Сели. Выпили, закусили. Опять собрался Тихмень с духом, издалека стал подъезжать: то да се, да как, мол, Петяшку будет трудно на ноги поставить… Но капитан Тихменю живо окорот сделал:
— За обедом? О высоких материях? Да ты спятил! Видать, в медицине ни бельмеса не понимаешь. Разве можно — такие разговоры, чтоб кровь в голову шла? Надо, чтоб вся в желудок уходила…
Ах, ты Господи! Что ты будешь делать? А тут еще влетели все восемь капитановых оборванцев и с ними Топтыгин на задних лапах — денщик Яшка Ломайлов.
Нечесята хихикали, шептались, заговор какой-то. Потом, фыркая, подлетела к Тихменю старшенькая девочка Варюшка.
— Дядь, а дядь, у тебя печенки есть? А?
— Пече… печенки, — залился капитан.
Тихмень морщился.
— Ну, есть, а тебе на что?
— А мы нынче за обедом печенку жареную ели, а мы за обедом…
— А мы за обедом… а мы за обедом… — запрыгали, захлопали, заорали, кругом понеслись ведьмята. Не вытерпел капитан, вскочил, закружился с ними — все равно, чьи они: капитановы, адъютантовы, молочковы…
Потом все вместе играли в кулючки. Потом составляли лекарства: капитан и ведьмята — доктора, Яшка Ломайлов — фершал, а Тихмень — пациент… А потом уж пора и спать.
Так и остался Тихмень на бобах: опять ничего не узнал.
Нарочно, смеху для, распустил Молочко слух, что генерал вернулся из города. И Шмит на этом поймался. Сейчас же закипел: иду!?
Он стоял перед зеркалом, сумрачно вертел в руках крахмальный воротничок. Положил на подзеркальник, позвал Марусю.
— Пожалуйста, погляди вот: чистый? Можно еще надеть? У меня больше нет. Ведь у нас ничего теперь нет.
Узенькая — еще уже, чем была, с двумя морщинками похоронными по углам губ, подошла Маруся.
— Покажи-ка? Да, он… да, пожалуй, еще годится…
И все еще вращая воротничок в руке, глаз не спуская с воротничка — сказала тихо:
— О, если бы не жить! Позволь умереть… позволь мне, Шмит!
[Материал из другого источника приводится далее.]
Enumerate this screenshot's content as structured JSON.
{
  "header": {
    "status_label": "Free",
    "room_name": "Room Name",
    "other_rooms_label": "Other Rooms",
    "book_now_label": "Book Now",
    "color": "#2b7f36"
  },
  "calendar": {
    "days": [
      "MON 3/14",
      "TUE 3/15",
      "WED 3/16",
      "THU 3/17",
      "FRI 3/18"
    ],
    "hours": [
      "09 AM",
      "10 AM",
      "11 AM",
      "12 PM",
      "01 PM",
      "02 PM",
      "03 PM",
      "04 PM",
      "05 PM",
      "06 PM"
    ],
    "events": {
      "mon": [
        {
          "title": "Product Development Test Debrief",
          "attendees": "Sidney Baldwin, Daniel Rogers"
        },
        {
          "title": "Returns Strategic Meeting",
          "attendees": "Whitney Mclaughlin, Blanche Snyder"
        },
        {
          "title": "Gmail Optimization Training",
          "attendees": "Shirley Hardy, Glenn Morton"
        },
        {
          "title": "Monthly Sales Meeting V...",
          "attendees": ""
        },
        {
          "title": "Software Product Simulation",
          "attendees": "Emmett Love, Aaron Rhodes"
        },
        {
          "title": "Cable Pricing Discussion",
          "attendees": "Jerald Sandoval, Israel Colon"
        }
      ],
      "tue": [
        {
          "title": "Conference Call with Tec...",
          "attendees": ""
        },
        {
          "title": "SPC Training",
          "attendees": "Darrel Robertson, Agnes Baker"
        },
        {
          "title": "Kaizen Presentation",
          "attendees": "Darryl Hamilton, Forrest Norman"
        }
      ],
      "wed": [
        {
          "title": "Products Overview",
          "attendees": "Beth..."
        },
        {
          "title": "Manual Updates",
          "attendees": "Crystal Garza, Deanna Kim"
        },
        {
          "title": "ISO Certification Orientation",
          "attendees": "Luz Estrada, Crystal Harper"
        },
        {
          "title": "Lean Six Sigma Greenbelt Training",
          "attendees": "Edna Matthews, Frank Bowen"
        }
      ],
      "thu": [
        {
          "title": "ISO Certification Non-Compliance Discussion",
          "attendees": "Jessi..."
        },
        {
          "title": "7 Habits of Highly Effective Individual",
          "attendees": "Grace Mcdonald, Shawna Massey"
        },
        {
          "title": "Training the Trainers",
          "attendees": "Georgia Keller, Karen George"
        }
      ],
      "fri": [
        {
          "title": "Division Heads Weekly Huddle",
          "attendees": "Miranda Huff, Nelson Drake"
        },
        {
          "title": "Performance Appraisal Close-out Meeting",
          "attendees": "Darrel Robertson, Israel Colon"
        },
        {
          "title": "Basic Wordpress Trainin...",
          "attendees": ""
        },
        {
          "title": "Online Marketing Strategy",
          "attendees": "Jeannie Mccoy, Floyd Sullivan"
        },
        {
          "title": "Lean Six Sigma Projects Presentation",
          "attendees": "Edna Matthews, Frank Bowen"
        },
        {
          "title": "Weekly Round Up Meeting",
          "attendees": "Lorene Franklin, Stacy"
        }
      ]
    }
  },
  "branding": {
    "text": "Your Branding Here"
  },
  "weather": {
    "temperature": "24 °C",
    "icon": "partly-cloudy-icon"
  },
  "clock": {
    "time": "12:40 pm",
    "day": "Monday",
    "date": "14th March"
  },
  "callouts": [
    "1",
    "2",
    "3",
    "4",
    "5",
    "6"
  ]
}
Да, это она, Маруся: паутинка — и смерть, воротничок — и не жить…
— Умереть? — усмехнулся Шмит. — Умереть никогда не трудно, вот — убить…
Он быстро кончил одеваться и вышел. По морозной, звонкой земле шел — земли не чуял: так напружены были в нем все жилы, как стальные струны. Шел злобно-твердый, отточенный, быстрый.
Ненавистно-знакомая дверь, обитая желтой клеенкой, ненавистно-сияющий генеральский Ларька.
— Да их превосходительство и не думали, и не приезжали, вот ей-Боженьку же, провалиться мне!
Шмит стоял упруго, готовый прыгнуть, что-то держал наготове в кармане.
— Да вот не верите, ваше-скородь, так пожалте, сами поглядите…
И Ларька широко разинул дверь, сам стал в стороне.